The case
A four-month-old female Pitbull, Tiana with a history of jumping from a cot two hours ago and limping on the left hind limb ever since. Physical examination revealed grade 3 lameness, pain on palpation of the left stifle and an unusual, mobile bony prominence at the level of cranial tibial tuberosity. Radiograph of lateral view of the left stifle joint revealed avulsion and displacement of the cranial tibial tuberosity physis.
The defect was surgically corrected
through a cranio-lateral approach to the stifle joint and proximal tibia. The
skin, subcutaneous fascia and the fascia lata were incised in successive
layers. Two 1.8 mm K-wires were drilled through the avulsed fragment into the
tibia directed caudo-ventrally. A transverse bone tunnel was created in the
proximal tibial body using a 1mm drill bit and the orthopedic wire was passed
through the tunnel. The wire was tightened around the proximally placed K-wire
which was bent slightly proximally in a figure of ‘8’ fashion using a wire
twister. The protruding portion of the K-wires were cut and further embedded /
smoothened using a mallet. The capsular fascia, subcutaneous tissue were
opposed in two successive layers using polyglactin 910 2-0. Skin was closed
routinely, and a modified Schroeder Thomas splint was applied to prevent jerky
flexion of the stifle joint for 2 weeks.
The recovery was uncomplicated and
smooth, attributable to the age of the dog. The Thomas splint was removed 20
days post-surgery and the dog regained limb function completely a week after
removal of the splint.
Left Stifle
Left Stifle Joint Right Stifle Joint
Advancement of the first K-wire and the second K-wire proximal to the first one through the avulsed fragment and into the proximal tibia.
Final post-operative radiograph depicting the placement of two K-wires and a Tension Band Wire for reduction and stabilization of the fracture
Intraoperative images showing the insertion of K-wires
` Drilling of the intraosseous canal using Drill bit and passing of K-wire through the canal.
Gait of the puppy 3 weeks post surgery
Emendations to the procedure performed
2. 2) Ideally,
a bigger size of orthopedic wire could have used (20-22G) instead of 24G
3. 3)The
tension applied after tying a figure of ‘8’ around the K-wire was less than
ideal, because of which it might have loosened on post-operative radiographic
evaluation.
4. 4) The
proximal K-wire shouldn’t have been advanced as further as it was to avoid damaging
the popliteal vessels.
5. 5) The
bone-tunnel for passing the orthopedic wire could have been made more distally
in the tibia. The bone tunnel had fractured on post-operative radiographic evaluation
either owing to the shallow depth of the tunnel created or the tension of the
orthopedic wire.
In our defense, the puppy was hyperactive and ‘broke’ the Thomas Splint twice in three weeks! and might have been the reason for partial implant failure. But as a surgeon, you just get a feeling that such bubbly, excited dogs ultimately make it in the end and that’s what happened in this case too!
OVERVIEW
The tibia has four separate
epiphyses: proximal epiphysis, tibial tuberosity epiphysis, distal Epiphysis,
and medial malleolar epiphysis. The tibial tuberosity is a traction epiphysis that
forms the prominence to which the patellar ligament attaches. At some point in
development (between 6 and 8 months in large-breed dogs), the proximal
epiphysis fuses to the tibial tuberosity epiphysis.
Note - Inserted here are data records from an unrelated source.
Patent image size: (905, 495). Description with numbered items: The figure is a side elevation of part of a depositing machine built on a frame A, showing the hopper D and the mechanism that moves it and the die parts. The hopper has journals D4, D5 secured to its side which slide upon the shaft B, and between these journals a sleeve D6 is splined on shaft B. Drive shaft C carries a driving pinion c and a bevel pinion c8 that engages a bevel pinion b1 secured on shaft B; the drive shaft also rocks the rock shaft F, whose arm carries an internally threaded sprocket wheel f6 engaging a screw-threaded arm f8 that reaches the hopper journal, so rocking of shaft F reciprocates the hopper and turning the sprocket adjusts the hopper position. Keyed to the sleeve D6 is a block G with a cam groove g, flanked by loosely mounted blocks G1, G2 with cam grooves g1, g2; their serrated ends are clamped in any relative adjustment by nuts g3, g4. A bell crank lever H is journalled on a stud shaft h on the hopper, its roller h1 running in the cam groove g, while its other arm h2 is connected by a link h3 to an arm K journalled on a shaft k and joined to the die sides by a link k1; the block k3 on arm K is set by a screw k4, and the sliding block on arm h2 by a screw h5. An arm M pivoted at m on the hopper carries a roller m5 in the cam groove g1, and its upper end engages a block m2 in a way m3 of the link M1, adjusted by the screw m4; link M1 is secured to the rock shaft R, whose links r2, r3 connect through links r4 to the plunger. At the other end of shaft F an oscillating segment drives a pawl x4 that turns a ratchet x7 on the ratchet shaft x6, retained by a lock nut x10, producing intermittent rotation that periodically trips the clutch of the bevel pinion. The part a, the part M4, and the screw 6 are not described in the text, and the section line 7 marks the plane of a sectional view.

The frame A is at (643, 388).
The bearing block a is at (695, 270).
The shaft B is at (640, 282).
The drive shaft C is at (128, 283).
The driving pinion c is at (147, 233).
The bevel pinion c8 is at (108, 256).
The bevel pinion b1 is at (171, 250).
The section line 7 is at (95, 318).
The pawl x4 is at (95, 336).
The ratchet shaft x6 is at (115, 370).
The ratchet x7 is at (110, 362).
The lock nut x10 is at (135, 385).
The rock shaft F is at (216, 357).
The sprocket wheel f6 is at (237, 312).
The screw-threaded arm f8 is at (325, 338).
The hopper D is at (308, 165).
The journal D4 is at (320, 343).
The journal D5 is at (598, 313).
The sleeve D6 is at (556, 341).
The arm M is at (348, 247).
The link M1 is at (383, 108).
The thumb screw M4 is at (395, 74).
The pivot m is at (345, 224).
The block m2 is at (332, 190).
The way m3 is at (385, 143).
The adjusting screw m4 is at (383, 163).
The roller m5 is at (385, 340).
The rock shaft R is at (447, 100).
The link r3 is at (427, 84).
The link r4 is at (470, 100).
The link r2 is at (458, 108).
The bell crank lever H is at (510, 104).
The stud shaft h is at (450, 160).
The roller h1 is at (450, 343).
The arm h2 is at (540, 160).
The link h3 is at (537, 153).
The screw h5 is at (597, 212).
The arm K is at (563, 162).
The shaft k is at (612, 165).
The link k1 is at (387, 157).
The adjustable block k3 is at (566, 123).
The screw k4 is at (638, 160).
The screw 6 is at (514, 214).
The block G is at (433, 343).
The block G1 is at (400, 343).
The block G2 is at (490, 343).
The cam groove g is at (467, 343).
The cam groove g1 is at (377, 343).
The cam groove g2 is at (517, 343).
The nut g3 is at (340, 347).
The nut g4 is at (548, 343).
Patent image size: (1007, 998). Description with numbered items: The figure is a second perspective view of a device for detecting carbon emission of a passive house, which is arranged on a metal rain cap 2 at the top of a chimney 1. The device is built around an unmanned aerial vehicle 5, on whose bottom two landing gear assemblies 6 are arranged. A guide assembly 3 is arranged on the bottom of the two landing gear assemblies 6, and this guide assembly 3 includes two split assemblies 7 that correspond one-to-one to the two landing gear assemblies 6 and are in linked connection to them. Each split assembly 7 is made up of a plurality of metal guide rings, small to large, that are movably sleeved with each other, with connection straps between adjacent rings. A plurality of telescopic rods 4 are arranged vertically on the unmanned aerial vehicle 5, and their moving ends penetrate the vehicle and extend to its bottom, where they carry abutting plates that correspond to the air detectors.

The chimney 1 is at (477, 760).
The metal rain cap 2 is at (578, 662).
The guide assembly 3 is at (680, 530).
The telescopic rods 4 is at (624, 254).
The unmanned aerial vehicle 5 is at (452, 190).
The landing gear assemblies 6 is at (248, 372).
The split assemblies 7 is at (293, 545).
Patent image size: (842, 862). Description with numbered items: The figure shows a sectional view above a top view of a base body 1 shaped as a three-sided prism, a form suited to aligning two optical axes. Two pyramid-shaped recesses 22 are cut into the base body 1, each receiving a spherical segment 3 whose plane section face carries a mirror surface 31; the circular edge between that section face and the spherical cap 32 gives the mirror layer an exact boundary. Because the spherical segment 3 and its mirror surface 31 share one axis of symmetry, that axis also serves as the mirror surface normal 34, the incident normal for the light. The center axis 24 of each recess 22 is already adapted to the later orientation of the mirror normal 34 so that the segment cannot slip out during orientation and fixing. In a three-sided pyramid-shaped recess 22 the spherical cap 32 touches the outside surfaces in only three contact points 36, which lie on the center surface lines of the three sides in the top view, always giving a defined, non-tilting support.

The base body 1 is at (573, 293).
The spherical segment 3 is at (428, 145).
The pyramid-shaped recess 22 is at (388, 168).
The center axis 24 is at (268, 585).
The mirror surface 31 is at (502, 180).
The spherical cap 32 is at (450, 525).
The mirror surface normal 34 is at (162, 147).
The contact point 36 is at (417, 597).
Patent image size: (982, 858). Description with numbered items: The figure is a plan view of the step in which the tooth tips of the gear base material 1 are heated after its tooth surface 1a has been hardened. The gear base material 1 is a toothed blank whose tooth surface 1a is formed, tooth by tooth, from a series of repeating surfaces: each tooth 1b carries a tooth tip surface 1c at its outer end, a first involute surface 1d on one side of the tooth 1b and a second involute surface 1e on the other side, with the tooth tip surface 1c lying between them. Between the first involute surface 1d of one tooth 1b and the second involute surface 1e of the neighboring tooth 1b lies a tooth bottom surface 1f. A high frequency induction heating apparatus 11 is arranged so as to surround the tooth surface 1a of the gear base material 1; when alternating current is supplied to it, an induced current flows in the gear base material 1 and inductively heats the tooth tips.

Tibial tuberosity avulsion and physeal fracture are the two most common types of proximal tibial fractures. Avulsion of the tibial tuberosity occurs relatively infrequently and is limited to younger animals, usually between 4 and 8 months of age (as was Tiana) during which age the physeal plates haven’t fused. The tibial tuberosity serves as the insertion site of the quadriceps femoris muscle tendon, and avulsion of the tuberosity can result from contraction of the muscle while the stifle joint is flexed, and when the foot is set firmly on the ground. (In the present case, Tiana jumped from a cot). Clinically, lameness, pain, stifle joint effusion, and soft tissue swelling are noted. The proximally displaced avulsed tuberosity may be palpable along with crepitus. Avulsion of the tibial tuberosity is best demonstrated on a lateral radiograph while the knee is flexed.
Conservative management with external coaptation (cast or splint maintained for 2-3 weeks) should be considered only when the displacement is minimal, and the patient is a small-breed dog. In most cases, open reduction and internal fixation with two Kirshner wires alone or Kirshner wire and tension band wire is recommended for a better prognosis, but pin and tension band wire fixation is the preferred technique over the other for better stability and strength. Strict exercise restriction is recommended for 1 to 2 weeks, followed by progressive limited leash walking over 2 to 3 weeks.